O historiador e cientista político Alberto Aggio, professor da Unesp, destacou que a erosão da democracia passa pelo “colapso histórico” de atores políticos. Segundo ele, por questões de política externa, nos casos de Venezuela e Ucrânia, e por incompreensão do que seja uma política de alianças ampla, “o PT se fixa, agora, como um dos colaboradores da erosão democrática que parece em curso entre nós”.

Segundo Aggio, “resta-nos tão somente o peso das instituições de Estado da Carta Constitucional de 1988 como garantia de alguma qualidade da nossa política”. De fato, foram essas instituições que garantiram a posse de Lula e a frustração da tentativa de golpe de 2023, mas subsiste um processo de “transformismo” político, no qual forças políticas centristas começam novamente a ser hegemonizadas pela extrema direita, de baixo para cima.

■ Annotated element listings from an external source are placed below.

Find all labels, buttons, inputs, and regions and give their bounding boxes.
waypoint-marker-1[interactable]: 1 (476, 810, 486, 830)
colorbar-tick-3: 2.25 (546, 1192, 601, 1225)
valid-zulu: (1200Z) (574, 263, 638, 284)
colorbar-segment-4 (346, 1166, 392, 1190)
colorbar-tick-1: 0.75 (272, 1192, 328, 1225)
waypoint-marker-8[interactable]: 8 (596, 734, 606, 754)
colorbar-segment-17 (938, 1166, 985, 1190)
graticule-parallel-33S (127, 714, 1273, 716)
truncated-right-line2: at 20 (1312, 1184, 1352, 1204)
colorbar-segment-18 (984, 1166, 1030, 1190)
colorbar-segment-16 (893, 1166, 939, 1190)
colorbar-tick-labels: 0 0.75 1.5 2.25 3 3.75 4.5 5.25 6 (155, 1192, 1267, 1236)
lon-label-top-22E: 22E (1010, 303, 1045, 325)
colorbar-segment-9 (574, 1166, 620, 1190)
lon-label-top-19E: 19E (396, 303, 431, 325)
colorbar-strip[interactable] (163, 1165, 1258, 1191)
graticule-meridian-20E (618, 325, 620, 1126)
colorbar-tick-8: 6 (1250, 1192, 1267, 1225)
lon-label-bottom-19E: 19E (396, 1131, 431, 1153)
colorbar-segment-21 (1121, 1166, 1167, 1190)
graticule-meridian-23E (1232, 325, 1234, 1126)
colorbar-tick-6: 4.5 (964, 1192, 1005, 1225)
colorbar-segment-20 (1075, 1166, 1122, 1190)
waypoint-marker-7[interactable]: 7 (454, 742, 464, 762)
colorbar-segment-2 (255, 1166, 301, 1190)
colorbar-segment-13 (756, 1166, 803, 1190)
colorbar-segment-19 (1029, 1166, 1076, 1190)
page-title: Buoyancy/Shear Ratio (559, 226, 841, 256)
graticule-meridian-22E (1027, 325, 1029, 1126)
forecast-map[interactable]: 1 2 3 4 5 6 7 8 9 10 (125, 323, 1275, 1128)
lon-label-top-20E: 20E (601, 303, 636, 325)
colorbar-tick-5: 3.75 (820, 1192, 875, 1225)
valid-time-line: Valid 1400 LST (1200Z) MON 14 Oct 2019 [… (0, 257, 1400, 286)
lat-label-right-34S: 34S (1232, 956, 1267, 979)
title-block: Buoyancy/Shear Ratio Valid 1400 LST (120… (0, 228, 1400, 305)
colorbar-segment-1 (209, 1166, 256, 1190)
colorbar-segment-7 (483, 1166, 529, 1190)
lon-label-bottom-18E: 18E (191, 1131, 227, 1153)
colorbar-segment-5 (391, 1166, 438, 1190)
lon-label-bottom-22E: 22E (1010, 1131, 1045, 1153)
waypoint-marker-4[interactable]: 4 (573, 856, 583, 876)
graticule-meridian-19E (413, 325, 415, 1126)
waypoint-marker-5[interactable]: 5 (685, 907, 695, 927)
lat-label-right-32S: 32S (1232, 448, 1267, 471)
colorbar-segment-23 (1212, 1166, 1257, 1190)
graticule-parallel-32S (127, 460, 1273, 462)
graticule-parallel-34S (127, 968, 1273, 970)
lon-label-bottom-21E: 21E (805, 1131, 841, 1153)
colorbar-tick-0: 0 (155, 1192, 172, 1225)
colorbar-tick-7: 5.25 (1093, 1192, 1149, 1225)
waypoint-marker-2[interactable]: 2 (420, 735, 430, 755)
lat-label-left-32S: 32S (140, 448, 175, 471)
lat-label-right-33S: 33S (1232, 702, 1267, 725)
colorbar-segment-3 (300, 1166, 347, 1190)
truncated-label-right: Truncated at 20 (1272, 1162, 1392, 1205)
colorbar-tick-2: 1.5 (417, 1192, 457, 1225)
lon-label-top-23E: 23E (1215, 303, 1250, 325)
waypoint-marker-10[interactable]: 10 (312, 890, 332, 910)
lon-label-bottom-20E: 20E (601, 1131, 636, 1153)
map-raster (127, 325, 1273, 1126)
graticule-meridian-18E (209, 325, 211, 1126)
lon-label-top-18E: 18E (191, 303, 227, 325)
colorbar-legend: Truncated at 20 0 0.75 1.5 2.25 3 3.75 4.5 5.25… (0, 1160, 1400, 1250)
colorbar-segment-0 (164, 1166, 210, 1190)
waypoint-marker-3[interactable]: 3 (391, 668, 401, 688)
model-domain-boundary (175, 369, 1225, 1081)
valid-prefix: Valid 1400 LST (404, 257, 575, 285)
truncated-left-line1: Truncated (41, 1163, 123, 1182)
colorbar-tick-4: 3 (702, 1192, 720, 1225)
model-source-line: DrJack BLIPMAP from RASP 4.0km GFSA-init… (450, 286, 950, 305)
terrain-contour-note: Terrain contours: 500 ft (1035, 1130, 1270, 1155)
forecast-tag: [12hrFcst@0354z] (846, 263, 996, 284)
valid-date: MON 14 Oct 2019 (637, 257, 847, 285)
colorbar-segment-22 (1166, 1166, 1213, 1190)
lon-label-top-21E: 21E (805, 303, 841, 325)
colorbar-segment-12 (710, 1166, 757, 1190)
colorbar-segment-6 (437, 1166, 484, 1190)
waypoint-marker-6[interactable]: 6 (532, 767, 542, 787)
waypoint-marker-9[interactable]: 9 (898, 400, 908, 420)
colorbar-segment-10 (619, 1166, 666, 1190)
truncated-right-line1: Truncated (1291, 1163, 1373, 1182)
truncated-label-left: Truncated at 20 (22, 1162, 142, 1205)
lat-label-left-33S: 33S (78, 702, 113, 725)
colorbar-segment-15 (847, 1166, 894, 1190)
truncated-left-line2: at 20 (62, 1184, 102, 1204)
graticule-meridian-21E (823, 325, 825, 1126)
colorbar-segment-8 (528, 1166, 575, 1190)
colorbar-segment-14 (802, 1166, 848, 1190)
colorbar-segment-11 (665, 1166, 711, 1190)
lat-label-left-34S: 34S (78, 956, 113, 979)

A hegemonia política é uma construção que não envolve apenas a conquista e o exercício do poder estatal, mas, também, a liderança moral da sociedade. PT, PSDB e MDB perderam a bandeira da ética durante a Operação Lava-Jato, hoje nas mãos da oposição. Lula busca exercer essa liderança pela via do seu humanismo e do compromisso com a democracia. É isso aí que está em jogo.

*Luiz Carlos Azedo, Jornalista, é colunista do Correio Braziliense.